The first lesson to be learned here is that sharing controls for portal users should be scrutinized to ensure least privilege access for those users. The second lesson is that SaaS applications can be manipulated by changing the URI in the browser address bar, and this applies to all REST API applications.

Sharing Groups are very powerful, but they can potentially open up accidental access to unauthorized users. The challenge lies with the reality of managing a large enterprise.

As admins start defining sharing groups, it is easy to remember who the members are based on the group names. As more groups are added, however, the more difficult it becomes to distinguish the group members from the names. In fact, when the number of groups increases, it’s likely that groups with small differences in membership will be consolidated.

Eventually, you will create a sharing rule for a group that sounds like it contains the right members, but it may also include several other members that were added by other admins during a consolidation.
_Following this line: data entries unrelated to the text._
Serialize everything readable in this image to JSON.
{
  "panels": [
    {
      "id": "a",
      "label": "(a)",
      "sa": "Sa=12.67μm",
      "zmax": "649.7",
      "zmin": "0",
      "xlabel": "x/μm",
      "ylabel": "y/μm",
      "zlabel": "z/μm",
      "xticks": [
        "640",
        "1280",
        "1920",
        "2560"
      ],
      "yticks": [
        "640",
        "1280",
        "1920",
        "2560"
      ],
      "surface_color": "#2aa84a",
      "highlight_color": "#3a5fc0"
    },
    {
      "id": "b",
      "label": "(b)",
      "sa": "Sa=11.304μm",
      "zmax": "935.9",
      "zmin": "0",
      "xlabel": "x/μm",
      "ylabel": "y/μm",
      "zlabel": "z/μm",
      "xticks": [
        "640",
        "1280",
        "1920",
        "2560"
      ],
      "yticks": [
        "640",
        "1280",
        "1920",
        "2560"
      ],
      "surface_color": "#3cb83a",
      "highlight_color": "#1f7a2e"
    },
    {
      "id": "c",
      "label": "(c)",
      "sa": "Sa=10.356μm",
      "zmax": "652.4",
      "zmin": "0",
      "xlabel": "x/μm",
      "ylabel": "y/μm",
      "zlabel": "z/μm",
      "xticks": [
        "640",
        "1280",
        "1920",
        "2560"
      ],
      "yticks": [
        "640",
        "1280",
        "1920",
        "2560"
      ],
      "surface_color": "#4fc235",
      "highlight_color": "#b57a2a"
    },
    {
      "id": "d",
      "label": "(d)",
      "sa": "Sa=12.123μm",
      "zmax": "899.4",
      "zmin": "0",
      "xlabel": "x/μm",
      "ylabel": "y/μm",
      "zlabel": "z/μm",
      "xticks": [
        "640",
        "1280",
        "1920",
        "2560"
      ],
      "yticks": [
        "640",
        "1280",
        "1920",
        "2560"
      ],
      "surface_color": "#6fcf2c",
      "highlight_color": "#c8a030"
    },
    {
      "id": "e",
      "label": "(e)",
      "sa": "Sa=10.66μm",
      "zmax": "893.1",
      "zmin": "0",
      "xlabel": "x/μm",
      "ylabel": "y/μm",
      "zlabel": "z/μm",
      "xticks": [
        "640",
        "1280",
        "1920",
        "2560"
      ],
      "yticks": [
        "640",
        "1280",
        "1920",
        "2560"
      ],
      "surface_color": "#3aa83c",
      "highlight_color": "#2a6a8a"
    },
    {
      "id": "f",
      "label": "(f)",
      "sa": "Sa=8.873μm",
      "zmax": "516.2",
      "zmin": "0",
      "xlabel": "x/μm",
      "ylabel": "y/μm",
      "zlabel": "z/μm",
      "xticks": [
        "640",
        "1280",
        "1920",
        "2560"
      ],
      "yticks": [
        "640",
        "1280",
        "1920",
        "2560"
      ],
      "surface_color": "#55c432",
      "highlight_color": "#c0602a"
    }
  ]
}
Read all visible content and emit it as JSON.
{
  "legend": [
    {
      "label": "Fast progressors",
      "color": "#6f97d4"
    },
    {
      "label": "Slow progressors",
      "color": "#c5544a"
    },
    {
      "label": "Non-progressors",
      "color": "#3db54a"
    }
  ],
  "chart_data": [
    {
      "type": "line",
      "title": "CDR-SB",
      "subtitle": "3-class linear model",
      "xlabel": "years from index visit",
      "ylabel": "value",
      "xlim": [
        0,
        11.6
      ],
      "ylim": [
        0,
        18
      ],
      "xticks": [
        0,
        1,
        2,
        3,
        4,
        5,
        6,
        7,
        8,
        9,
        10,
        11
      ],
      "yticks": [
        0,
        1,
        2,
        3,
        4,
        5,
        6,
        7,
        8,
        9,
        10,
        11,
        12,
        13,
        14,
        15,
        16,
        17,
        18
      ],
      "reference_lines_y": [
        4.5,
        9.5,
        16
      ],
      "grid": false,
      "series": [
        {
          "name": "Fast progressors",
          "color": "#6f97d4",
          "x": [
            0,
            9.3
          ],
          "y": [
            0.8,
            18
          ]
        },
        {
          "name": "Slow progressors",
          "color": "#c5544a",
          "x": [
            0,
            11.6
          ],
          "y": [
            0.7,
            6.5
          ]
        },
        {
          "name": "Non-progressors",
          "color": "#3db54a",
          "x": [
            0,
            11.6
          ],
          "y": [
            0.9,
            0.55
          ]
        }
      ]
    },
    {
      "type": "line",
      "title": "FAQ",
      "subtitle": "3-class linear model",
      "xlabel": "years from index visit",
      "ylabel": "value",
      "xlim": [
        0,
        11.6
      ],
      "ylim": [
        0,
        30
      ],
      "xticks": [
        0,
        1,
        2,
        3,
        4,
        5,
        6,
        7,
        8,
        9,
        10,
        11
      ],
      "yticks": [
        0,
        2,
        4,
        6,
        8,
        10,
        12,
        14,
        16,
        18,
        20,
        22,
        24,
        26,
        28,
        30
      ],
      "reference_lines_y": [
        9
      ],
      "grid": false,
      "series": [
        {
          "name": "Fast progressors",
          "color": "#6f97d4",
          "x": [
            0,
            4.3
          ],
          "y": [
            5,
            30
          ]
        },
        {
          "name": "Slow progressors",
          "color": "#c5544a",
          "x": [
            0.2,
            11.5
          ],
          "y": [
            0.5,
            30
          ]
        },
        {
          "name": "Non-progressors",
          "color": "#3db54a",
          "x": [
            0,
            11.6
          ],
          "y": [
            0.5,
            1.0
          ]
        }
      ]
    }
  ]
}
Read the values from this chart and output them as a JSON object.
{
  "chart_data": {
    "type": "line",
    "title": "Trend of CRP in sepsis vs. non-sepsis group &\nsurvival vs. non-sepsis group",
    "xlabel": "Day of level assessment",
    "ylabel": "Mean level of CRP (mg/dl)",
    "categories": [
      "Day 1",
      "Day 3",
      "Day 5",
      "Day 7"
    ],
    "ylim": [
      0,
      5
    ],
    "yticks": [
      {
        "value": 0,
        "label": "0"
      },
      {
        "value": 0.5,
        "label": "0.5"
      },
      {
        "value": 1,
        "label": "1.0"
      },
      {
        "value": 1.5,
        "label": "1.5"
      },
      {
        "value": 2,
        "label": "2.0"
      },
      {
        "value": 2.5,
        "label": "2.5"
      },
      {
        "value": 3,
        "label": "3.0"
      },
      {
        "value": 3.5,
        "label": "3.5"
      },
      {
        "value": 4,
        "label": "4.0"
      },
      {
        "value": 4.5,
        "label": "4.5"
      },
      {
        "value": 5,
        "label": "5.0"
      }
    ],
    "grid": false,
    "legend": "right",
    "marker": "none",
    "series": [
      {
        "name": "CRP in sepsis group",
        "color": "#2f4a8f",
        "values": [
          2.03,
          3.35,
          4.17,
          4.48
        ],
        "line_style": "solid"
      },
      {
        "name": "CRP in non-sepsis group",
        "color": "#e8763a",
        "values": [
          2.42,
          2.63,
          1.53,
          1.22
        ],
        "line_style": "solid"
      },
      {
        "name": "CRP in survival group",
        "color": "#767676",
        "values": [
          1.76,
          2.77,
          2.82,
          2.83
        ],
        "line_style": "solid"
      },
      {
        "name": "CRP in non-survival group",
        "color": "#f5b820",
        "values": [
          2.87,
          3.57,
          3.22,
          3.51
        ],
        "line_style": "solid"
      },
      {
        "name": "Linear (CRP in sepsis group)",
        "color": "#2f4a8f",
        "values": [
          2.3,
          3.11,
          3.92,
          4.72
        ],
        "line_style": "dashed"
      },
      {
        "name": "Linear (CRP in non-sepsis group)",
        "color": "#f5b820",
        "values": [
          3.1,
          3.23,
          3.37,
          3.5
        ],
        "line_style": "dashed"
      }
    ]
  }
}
Now all of these other members get access to the same potentially sensitive information.

To avoid this, you should educate admins on the nuances of these rules and incorporate functional testing of data access in your test suites to ensure sensitive data is not exposed.

The “runAs” method

From the Apex Developer’s Guide:

Generally, all Apex code runs in system mode, where the permissions and record sharing of the current user aren’t taken into account. The runAs method doesn’t enforce user permissions or field-level permissions, only record sharing.

There are two potential problems with runAs. The first is not using it! Even if the admin team does a perfect job of setting up the sharing hierarchy and rules, poorly written Apex code will bypass record sharing unless it is enforced using the runAs method. Developers should be aware of this issue and write their code to enforce sharing appropriately. With runAs, the running user will ensure that this user’s access rights are applied and prevent sensitive information from being exposed.

The second potential problem is the fact that field level permissions are not enforced even in runAs blocks. This opens up the potential for exposing sensitive information stored in a record that the user can access but is protected by field-level security. The temp worker salary story above is a good example. Security may be set up to hide this field from one set of users, provide read-only access to another set of users and read/write access to a very limited number of users. However, a developer can write a lightning controller that bypasses these controls without intending to do it.

In this case, it is important to educate developers on the nuances of these rules, incorporate functional testing of data access in test suites to ensure sensitive data is not exposed and run tests under all of the user types who will have access to the Apex.

Test every path

While greater education and awareness is important to reduce inadvertent access, it will never be a complete solution. Rigorous testing is a must for identifying the mistakes that people make. This involves test automation that accounts for more than just the happy path. Your test organization should always understand the intended access rights associated with sensitive information and design tests that run in the context of all of the users who need access — and even those that don’t.

Running under every possible profile and role is generally impractical, but judiciously choosing a representative variety of users will identify most mistakes. There may be 50 or more different profiles in a given production environment, but they will usually segment into a small number of groups: Those with no access, those with read access and those with read/write access to the sensitive information. Identify those groups and run tests as a user from each and verify both positive and negative access.

Functional testing tools are able to access data just like a user through the browser, so all of the issues can be caught, including lightning components that fail to use runAs.

Finally, security is a shared responsibility for SaaS applications. Point-and-click security settings are very powerful but with great power comes great responsibility.

Editor’s note: a previous edition of this article was incorrectly attributed to the wrong contributor; we regret the error.